Of course, he wrote many love stories about women, which was very famous, that is, poems written from the perspective of women, which were very popular at that time.
Liu Xiyi, a poet in the early Tang Dynasty. Compared with Wen, Mi, Liu and Tang. We can probably know what kind of person he is. When I was a teenager, I became famous. I was beautiful. I could talk and laugh, play the pipa and drink. It was not until he had a few fights that he was drunk, down and out, and covered in the habits of celebrities. Orthodox people can't help but classify him as a frivolous child who is determined not to repair. He is good at military affairs and boudoir love, but his works such as Joining the Army and Journey of the General are hardly mentioned, while his boudoir love works such as Grieving for the Past and the Journey of the Childe are generally popular.
Liu Xiyi
Liu Xiyi Ting, a poet in the Tang Dynasty, was born in Ruzhou.

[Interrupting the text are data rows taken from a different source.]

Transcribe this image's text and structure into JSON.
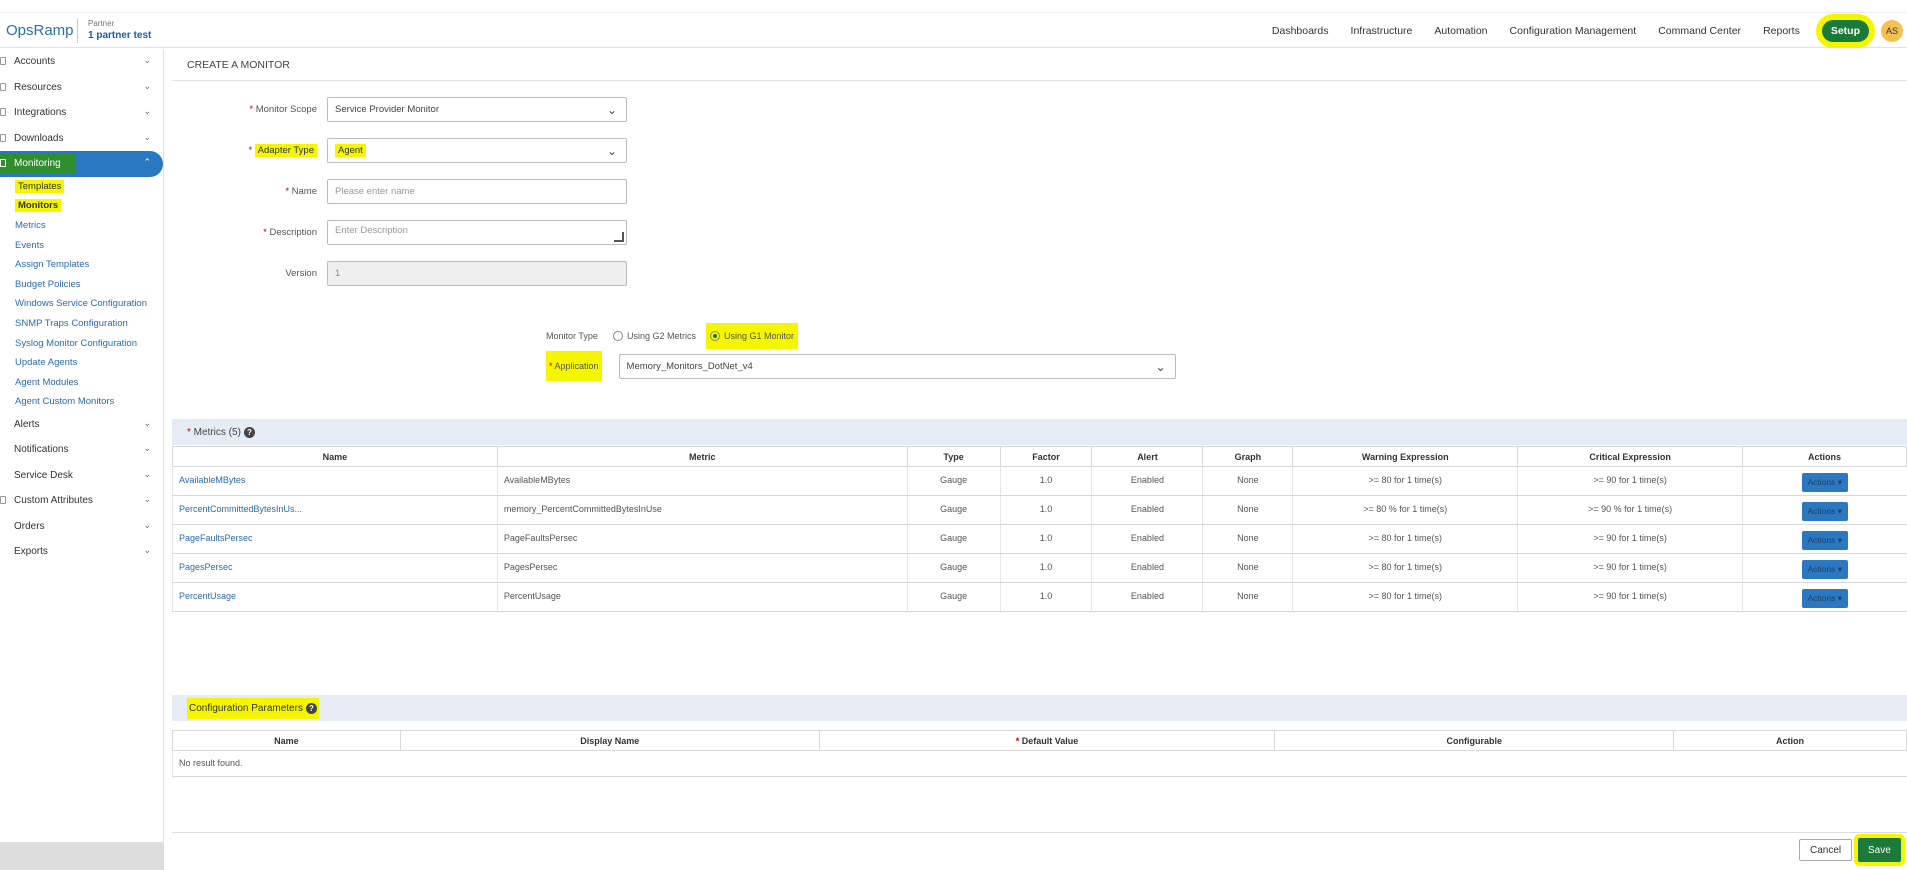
{
  "header": {
    "logo": "OpsRamp",
    "partner_label": "Partner",
    "partner_name": "1 partner test",
    "nav": [
      "Dashboards",
      "Infrastructure",
      "Automation",
      "Configuration Management",
      "Command Center",
      "Reports"
    ],
    "setup": "Setup",
    "avatar": "AS"
  },
  "sidebar": {
    "items_top": [
      {
        "label": "Accounts",
        "icon": "accounts-icon"
      },
      {
        "label": "Resources",
        "icon": "resources-icon"
      },
      {
        "label": "Integrations",
        "icon": "integrations-icon"
      },
      {
        "label": "Downloads",
        "icon": "downloads-icon"
      }
    ],
    "active": {
      "label": "Monitoring",
      "icon": "monitoring-icon"
    },
    "sub_items": [
      "Templates",
      "Monitors",
      "Metrics",
      "Events",
      "Assign Templates",
      "Budget Policies",
      "Windows Service Configuration",
      "SNMP Traps Configuration",
      "Syslog Monitor Configuration",
      "Update Agents",
      "Agent Modules",
      "Agent Custom Monitors"
    ],
    "items_bottom": [
      {
        "label": "Alerts",
        "icon": "alerts-icon"
      },
      {
        "label": "Notifications",
        "icon": "notifications-icon"
      },
      {
        "label": "Service Desk",
        "icon": "service-desk-icon"
      },
      {
        "label": "Custom Attributes",
        "icon": "custom-attributes-icon"
      },
      {
        "label": "Orders",
        "icon": "orders-icon"
      },
      {
        "label": "Exports",
        "icon": "exports-icon"
      }
    ]
  },
  "form": {
    "title": "CREATE A MONITOR",
    "monitor_scope": {
      "label": "Monitor Scope",
      "value": "Service Provider Monitor"
    },
    "adapter_type": {
      "label": "Adapter Type",
      "value": "Agent"
    },
    "name": {
      "label": "Name",
      "placeholder": "Please enter name"
    },
    "description": {
      "label": "Description",
      "placeholder": "Enter Description"
    },
    "version": {
      "label": "Version",
      "value": "1"
    },
    "monitor_type": {
      "label": "Monitor Type",
      "options": [
        "Using G2 Metrics",
        "Using G1 Monitor"
      ],
      "selected": "Using G1 Monitor"
    },
    "application": {
      "label": "Application",
      "value": "Memory_Monitors_DotNet_v4"
    }
  },
  "metrics": {
    "title": "Metrics (5)",
    "columns": [
      "Name",
      "Metric",
      "Type",
      "Factor",
      "Alert",
      "Graph",
      "Warning Expression",
      "Critical Expression",
      "Actions"
    ],
    "rows": [
      [
        "AvailableMBytes",
        "AvailableMBytes",
        "Gauge",
        "1.0",
        "Enabled",
        "None",
        ">= 80 for 1 time(s)",
        ">= 90 for 1 time(s)",
        "Actions"
      ],
      [
        "PercentCommittedBytesInUs...",
        "memory_PercentCommittedBytesInUse",
        "Gauge",
        "1.0",
        "Enabled",
        "None",
        ">= 80 % for 1 time(s)",
        ">= 90 % for 1 time(s)",
        "Actions"
      ],
      [
        "PageFaultsPersec",
        "PageFaultsPersec",
        "Gauge",
        "1.0",
        "Enabled",
        "None",
        ">= 80 for 1 time(s)",
        ">= 90 for 1 time(s)",
        "Actions"
      ],
      [
        "PagesPersec",
        "PagesPersec",
        "Gauge",
        "1.0",
        "Enabled",
        "None",
        ">= 80 for 1 time(s)",
        ">= 90 for 1 time(s)",
        "Actions"
      ],
      [
        "PercentUsage",
        "PercentUsage",
        "Gauge",
        "1.0",
        "Enabled",
        "None",
        ">= 80 for 1 time(s)",
        ">= 90 for 1 time(s)",
        "Actions"
      ]
    ]
  },
  "config_params": {
    "title": "Configuration Parameters",
    "columns": [
      "Name",
      "Display Name",
      "Default Value",
      "Configurable",
      "Action"
    ],
    "empty": "No result found."
  },
  "footer": {
    "cancel": "Cancel",
    "save": "Save"
  },
  "colors": {
    "accent": "#2b78c2",
    "setup_green": "#1a7a3a",
    "highlight": "#f5f500"
  }
}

Little mandarin, down and out, and later hurt by others. Love poems that hope to be good for the army have beautiful words, but sad meanings and are not important to others. Sun Yu's Zheng Sheng Ji is the most concentrated poem of Yi Xi, and it is praised by people for its greatness. Representative works include Joining the Army, Picking Mulberry, Song of Spring, Woman's Journey in Spring, Mowing Clothes, Mourning for Pulsatilla, and Nostalgia in Luochuan. Among them, the poem "Pulsatilla Daibei" writes that flowers bloom and fall, and time throws people; Once a beautiful teenager, he has now become a half-dead Chinese Pulsatilla, sending out the feelings that "flowers are similar year after year, people are different year after year" and "when will it be possible to make eyes at each other and the cranes will be in a hurry?" His words and sentences are exactly the same as Zhen's comments on the good songs of lame Taoist priests in A Dream of Red Mansions: "The humble room is empty, and the bed is covered with weeds and dead trees. It used to be a ballroom. . . "The words and artistic conception in Daiyu's poems about burying flowers are similar, but their rhetoric is not weaker than the latter, and they are hundreds of years earlier, which shows Yi Xi's profound insight into the world and high literary attainments. As the saying goes, it is difficult for Ikezawa giants to measure the size of rivers and seas. No wonder Yi Xi was ignored at first. There are ten volumes in total, and one volume of poetry is compiled today (Volume 82 of Complete Tang Poetry).